Formula 1 is back in Melbourne this week, for the Australian Grand Prix.
For Guenther Steiner and Haas, that means a return to where it all began.
Haas joined the F1 grid for the 2016 season, and that year the Australian Grand Prix was the opening race of the season. The team stunned the F1 world, as Romain Grosjean delivered a shock sixth-place finish, securing eight points for the team in their F1 debut. That was the first time in F1 history that an American constructor finished in the points in their debut race, and the first time any constructor secured points in their debut since Toyota Racing back in 2002.
So this week brings back some strong memories for Steiner and the team.

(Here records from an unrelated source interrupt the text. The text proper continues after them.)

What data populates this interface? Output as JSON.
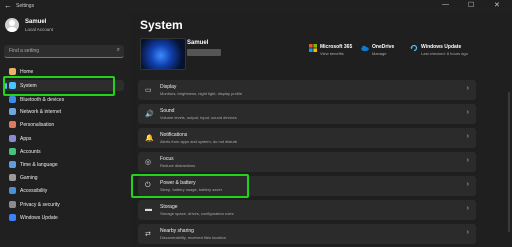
{
  "window": {
    "title": "Settings",
    "back": "←",
    "minimize": "—",
    "maximize": "☐",
    "close": "✕"
  },
  "user": {
    "name": "Samuel",
    "account": "Local Account"
  },
  "search": {
    "placeholder": "Find a setting"
  },
  "nav": [
    {
      "label": "Home",
      "color": "#e8b26a"
    },
    {
      "label": "System",
      "color": "#4cc2ff"
    },
    {
      "label": "Bluetooth & devices",
      "color": "#3a8ee6"
    },
    {
      "label": "Network & internet",
      "color": "#6fa8dc"
    },
    {
      "label": "Personalisation",
      "color": "#e07a5f"
    },
    {
      "label": "Apps",
      "color": "#8a8ad8"
    },
    {
      "label": "Accounts",
      "color": "#47c47a"
    },
    {
      "label": "Time & language",
      "color": "#5aa0e0"
    },
    {
      "label": "Gaming",
      "color": "#9a9a9a"
    },
    {
      "label": "Accessibility",
      "color": "#4a90d9"
    },
    {
      "label": "Privacy & security",
      "color": "#8c8c8c"
    },
    {
      "label": "Windows Update",
      "color": "#3b82f6"
    }
  ],
  "main": {
    "title": "System",
    "pc_name": "Samuel",
    "quick": [
      {
        "title": "Microsoft 365",
        "sub": "View benefits",
        "icon": "microsoft-365-icon"
      },
      {
        "title": "OneDrive",
        "sub": "Manage",
        "icon": "onedrive-icon"
      },
      {
        "title": "Windows Update",
        "sub": "Last checked: 8 hours ago",
        "icon": "windows-update-icon"
      }
    ],
    "rows": [
      {
        "title": "Display",
        "sub": "Monitors, brightness, night light, display profile",
        "icon": "▭"
      },
      {
        "title": "Sound",
        "sub": "Volume levels, output, input, sound devices",
        "icon": "🔊"
      },
      {
        "title": "Notifications",
        "sub": "Alerts from apps and system, do not disturb",
        "icon": "🔔"
      },
      {
        "title": "Focus",
        "sub": "Reduce distractions",
        "icon": "◎"
      },
      {
        "title": "Power & battery",
        "sub": "Sleep, battery usage, battery saver",
        "icon": "⏻"
      },
      {
        "title": "Storage",
        "sub": "Storage space, drives, configuration rules",
        "icon": "▬"
      },
      {
        "title": "Nearby sharing",
        "sub": "Discoverability, received files location",
        "icon": "⇄"
      }
    ],
    "chevron": "›"
  }
}
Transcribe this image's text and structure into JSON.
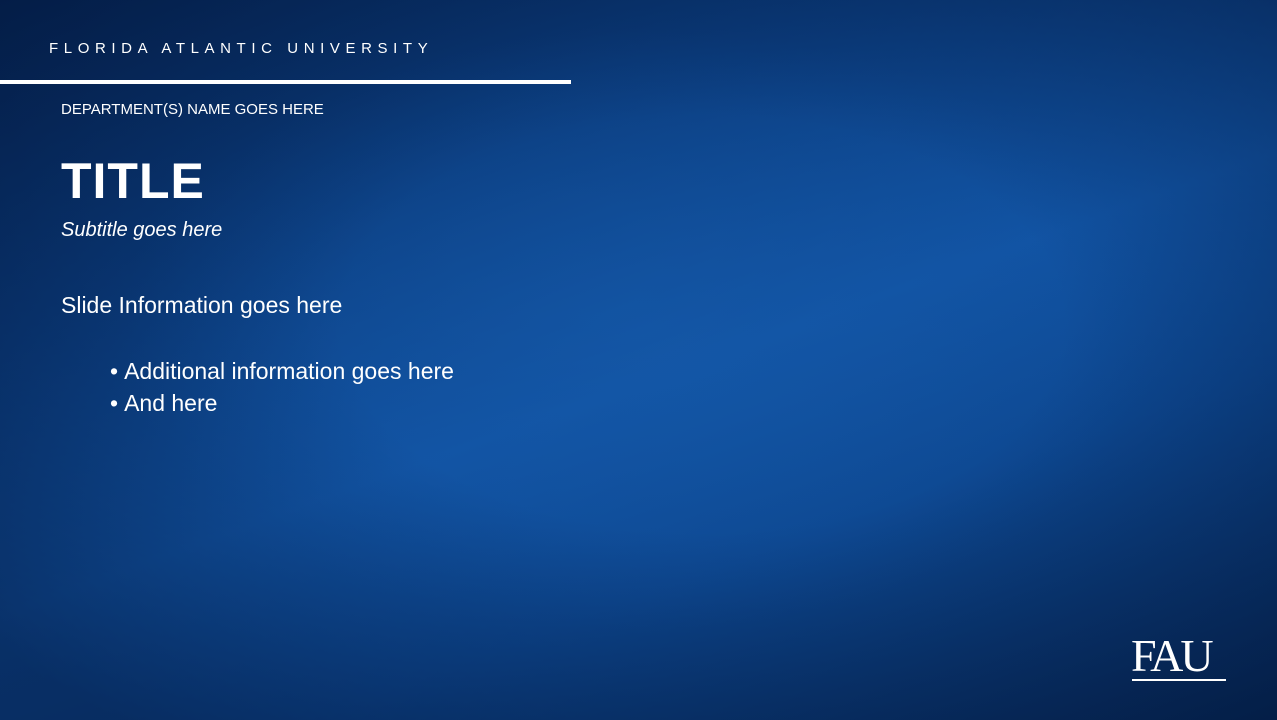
{
  "header": {
    "university_name": "FLORIDA ATLANTIC UNIVERSITY"
  },
  "slide": {
    "department": "DEPARTMENT(S) NAME GOES HERE",
    "title": "TITLE",
    "subtitle": "Subtitle goes here",
    "body": "Slide Information goes here",
    "bullets": [
      "Additional information goes here",
      "And here"
    ]
  },
  "logo": {
    "text": "FAU",
    "icon": "fau-wave-logo"
  },
  "colors": {
    "background_dark": "#06285a",
    "background_light": "#1153a3",
    "text": "#ffffff"
  }
}
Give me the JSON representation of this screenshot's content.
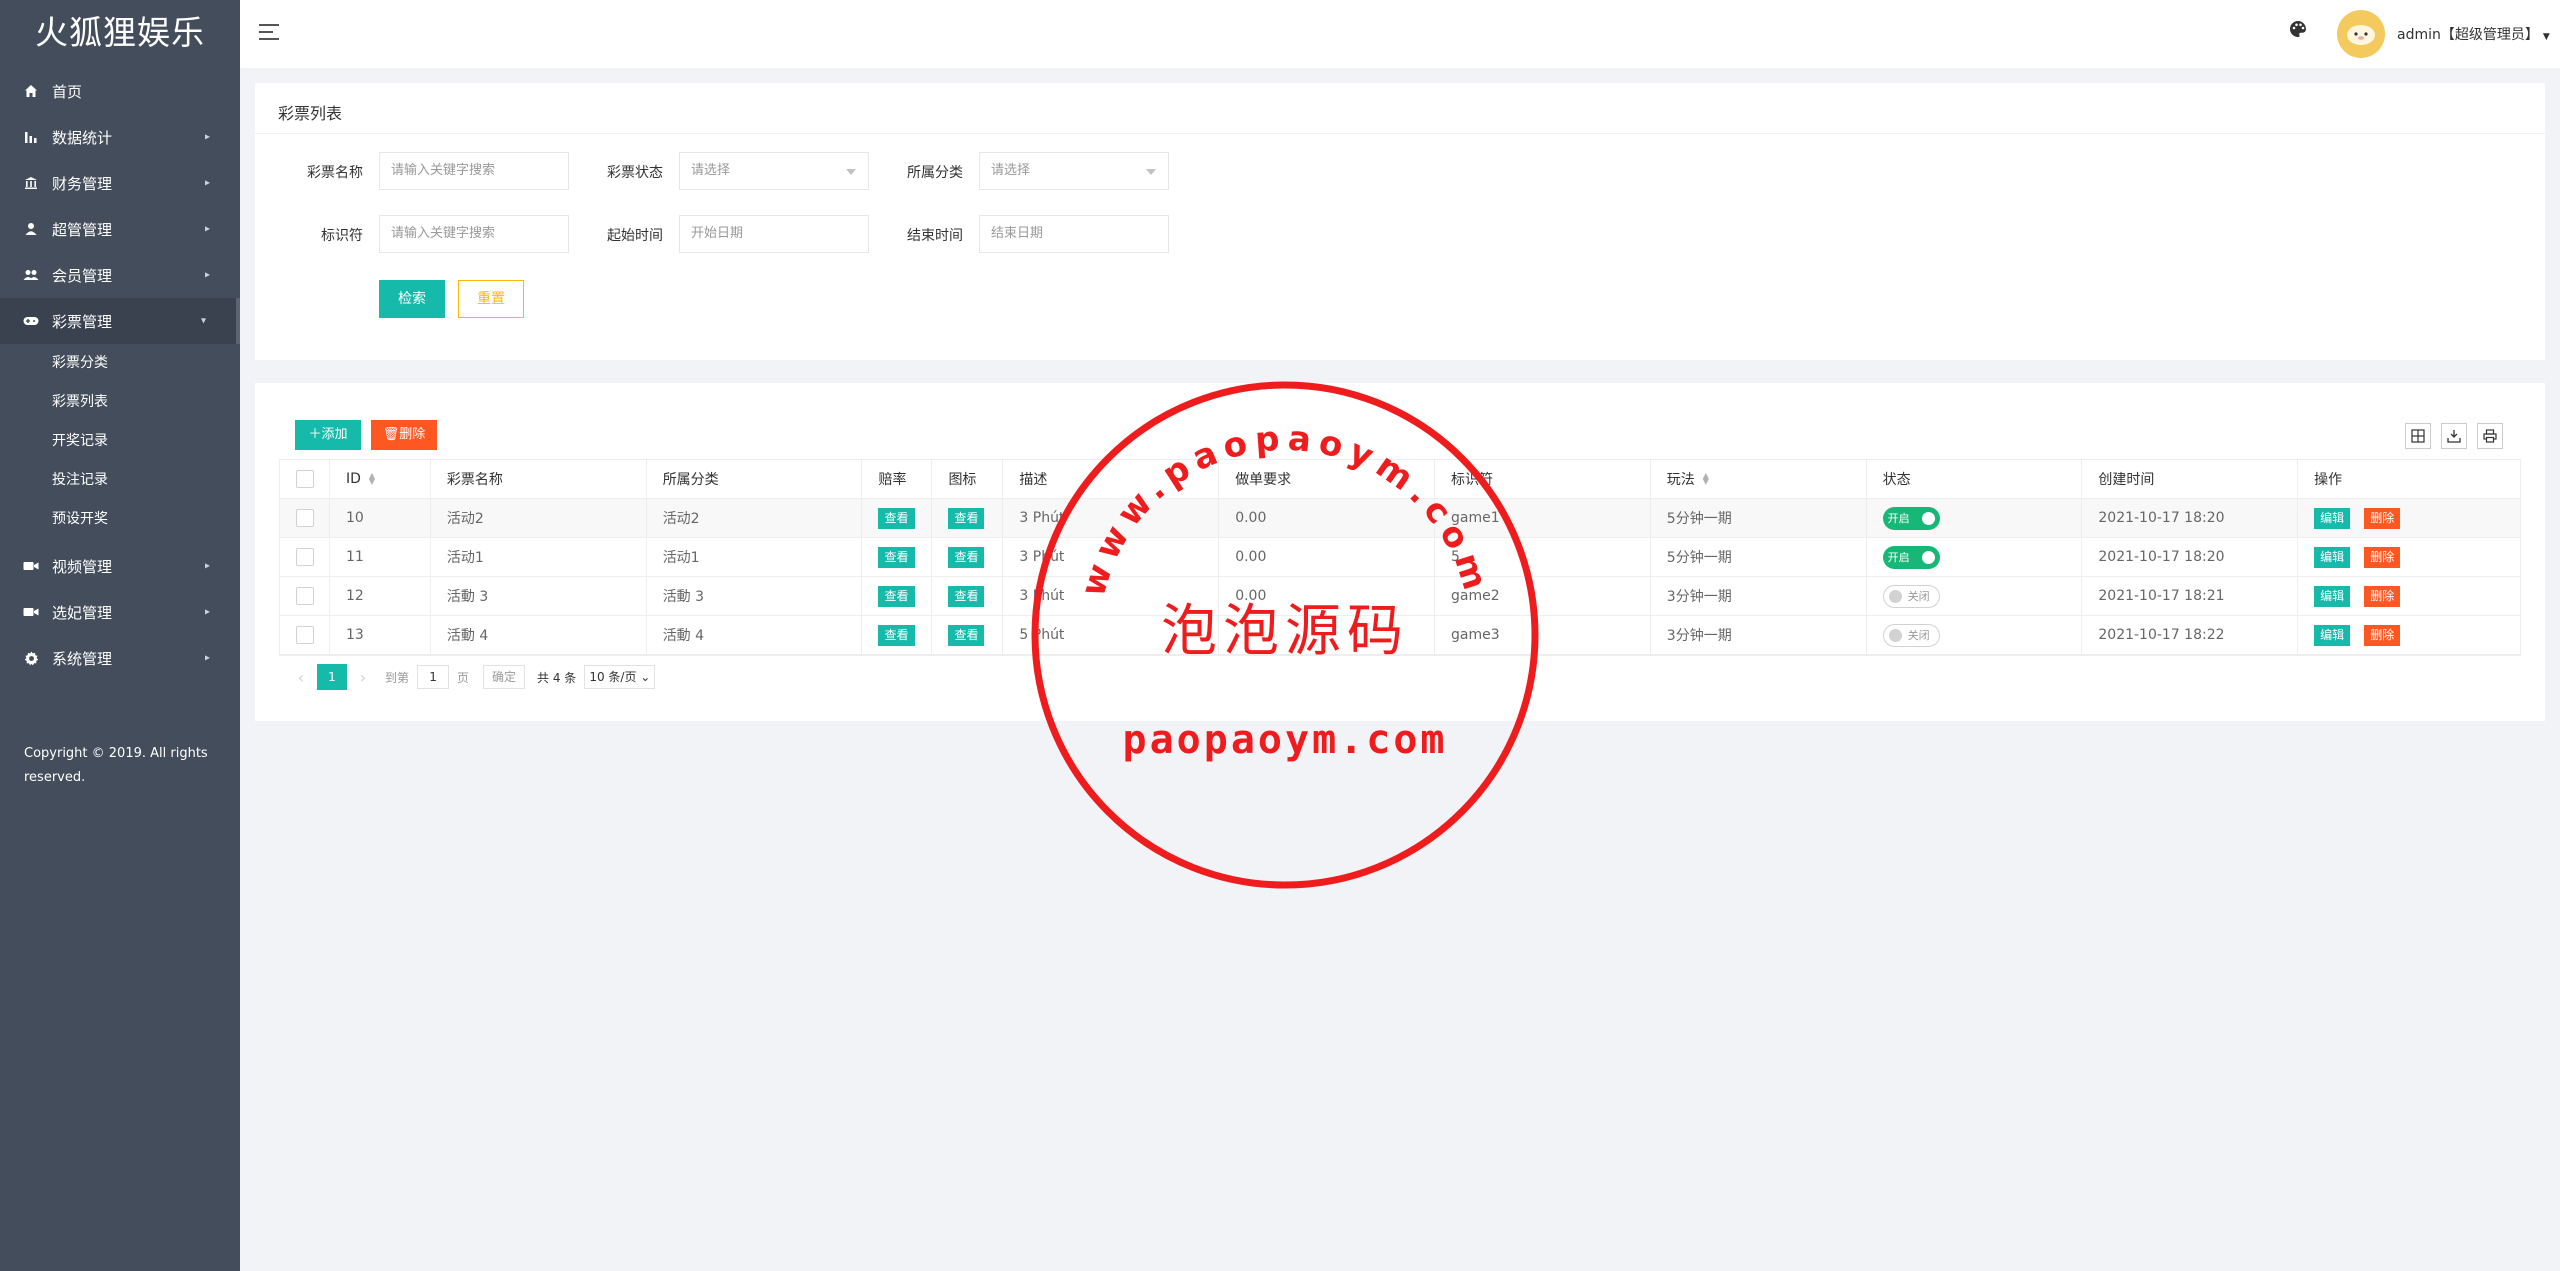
{
  "app": {
    "logo": "火狐狸娱乐"
  },
  "sidebar": {
    "items": [
      {
        "label": "首页",
        "icon": "home-icon"
      },
      {
        "label": "数据统计",
        "icon": "bar-chart-icon"
      },
      {
        "label": "财务管理",
        "icon": "bank-icon"
      },
      {
        "label": "超管管理",
        "icon": "user-icon"
      },
      {
        "label": "会员管理",
        "icon": "users-icon"
      },
      {
        "label": "彩票管理",
        "icon": "gamepad-icon"
      },
      {
        "label": "视频管理",
        "icon": "video-icon"
      },
      {
        "label": "选妃管理",
        "icon": "video-icon"
      },
      {
        "label": "系统管理",
        "icon": "gear-icon"
      }
    ],
    "sub_items": [
      {
        "label": "彩票分类"
      },
      {
        "label": "彩票列表"
      },
      {
        "label": "开奖记录"
      },
      {
        "label": "投注记录"
      },
      {
        "label": "预设开奖"
      }
    ],
    "copyright_line1": "Copyright © 2019. All rights",
    "copyright_line2": "reserved."
  },
  "header": {
    "user": "admin【超级管理员】",
    "icons": [
      "menu-icon",
      "palette-icon",
      "avatar"
    ]
  },
  "filter": {
    "title": "彩票列表",
    "name_label": "彩票名称",
    "name_placeholder": "请输入关键字搜索",
    "status_label": "彩票状态",
    "status_value": "请选择",
    "category_label": "所属分类",
    "category_value": "请选择",
    "key_label": "标识符",
    "key_placeholder": "请输入关键字搜索",
    "start_label": "起始时间",
    "start_placeholder": "开始日期",
    "end_label": "结束时间",
    "end_placeholder": "结束日期",
    "search_btn": "检索",
    "reset_btn": "重置"
  },
  "toolbar": {
    "add": "添加",
    "delete": "删除"
  },
  "table": {
    "columns": [
      "ID",
      "彩票名称",
      "所属分类",
      "赔率",
      "图标",
      "描述",
      "做单要求",
      "标识符",
      "玩法",
      "状态",
      "创建时间",
      "操作"
    ],
    "view_label": "查看",
    "edit_label": "编辑",
    "delete_label": "删除",
    "on_label": "开启",
    "off_label": "关闭",
    "rows": [
      {
        "id": "10",
        "name": "活动2",
        "category": "活动2",
        "desc": "3 Phút",
        "requirement": "0.00",
        "key": "game1",
        "play": "5分钟一期",
        "status": "on",
        "created": "2021-10-17 18:20"
      },
      {
        "id": "11",
        "name": "活动1",
        "category": "活动1",
        "desc": "3 Phút",
        "requirement": "0.00",
        "key": "5",
        "play": "5分钟一期",
        "status": "on",
        "created": "2021-10-17 18:20"
      },
      {
        "id": "12",
        "name": "活動 3",
        "category": "活動 3",
        "desc": "3 Phút",
        "requirement": "0.00",
        "key": "game2",
        "play": "3分钟一期",
        "status": "off",
        "created": "2021-10-17 18:21"
      },
      {
        "id": "13",
        "name": "活動 4",
        "category": "活動 4",
        "desc": "5 Phút",
        "requirement": "",
        "key": "game3",
        "play": "3分钟一期",
        "status": "off",
        "created": "2021-10-17 18:22"
      }
    ]
  },
  "pager": {
    "current": "1",
    "goto_label": "到第",
    "page_input": "1",
    "page_unit": "页",
    "confirm": "确定",
    "total": "共 4 条",
    "size": "10 条/页"
  },
  "watermark": {
    "top_text": "www.paopaoym.com",
    "center_text": "泡泡源码",
    "bottom_text": "paopaoym.com"
  },
  "colors": {
    "sidebar_bg": "#444d5b",
    "primary": "#16baaa",
    "danger": "#ff5722",
    "warning": "#ffb800",
    "switch_on": "#16b777",
    "stamp_red": "#ee1c1c"
  }
}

“I will never forget our first race in 2016 – getting to Australia and being confronted with all the issues we had because it’s still the first race for a team, and it’s very difficult for a new team in Formula 1,” said Steiner this week ahead of the Australian Grand Prix. “For us scoring points, every time I go there I remember that moment and for the team and people who were there on the first day, they still remember it. For us it’s always a great way to come back to that place and remember good memories.”
Of course, much has changed for Steiner and Haas since that debut in 2016. The Australian GP is now the third race on the calendar, meaning that Haas has two races under their belt already, with some mixed results. Drivers Kevin Magnussen and Nico Hülkenberg finished out of the points in the season-opening Bahrain Grand Prix, but Magnussen managed a hard-fought tenth-place finish in the Saudi Arabian Grand Prix, notching the team’s first points of the season two weeks ago.
“This year we started off with a clear target in mind to better our position in the Constructors’ Championship from last year. Obviously, we didn’t score in Bahrain but as we all found out there are four very strong teams now in Formula 1 and the points that are up for grabs are not many,” said the team boss. “In Bahrain, we didn’t score but now we’ve scored one point in Saudi Arabia, and it was done pretty well. By saying that, I mean we didn’t luck into the point, we fought well for it. Getting points is the biggest motivation for the team, if you get points the team is happy and motivated to get up and go to the next race.”
The driver that secured that point in Saudi Arabia, Jeddah, also has fond memories of Melbourne. Back in 2014 Magnussen made his F1 debut in the Australian Grand Prix driving for McLaren, and secured a podium in his very first race, finishing third. “When I look back, I feel like I was a child back then. It’s basically a third of my life since then and a lot of stuff has happened since,” recalled Magnussen. “It was a very intense weekend because having your first Formula 1 race weekend in itself is a big thing, a great experience on its own. Then, getting on the podium made it that much more special and certainly one of the weekends in my life that I’ll remember forever.”
Things have certainly changed since 2014, and the Danish driver admits that a podium in 2023 would mean much, much more.
“A podium would definitely mean more now than back then though. Back then, I was in a whole different mindset, as I came from junior categories where podiums, wins and championships were a regular thing. Getting on the podium in Formula 1 was a big thing but it was also something that I almost expected and anticipated, whereas reality showed later on that it wasn’t going to be the norm,” said Magnussen. “Now, it would mean so much more because it’s not something I’m anticipating as such – I’m dreaming, hoping and working towards it – but it’s not something we can expect, so it would mean a million times more than it would back then.”
Can Haas notch a podium Down Under? As Steiner concedes, the grid is as tough as ever.
“As we’ve discussed, there are only a few points available for the midfield teams and everyone is in that midfield, from P6 down it’s all midfield, there is nobody behind. We must take every opportunity,” said the Team Principal. “I think we are in the midfield, the upper end of it, but every race could see a change where each team is. The only thing to do at the moment is to work hard and try not to make mistakes because they will cost dearly.”
The Australian Grand Prix kicks off with practice sessions later this week. We’ll see if Haas can rekindle some of that magic Down Under from 2016 this weekend.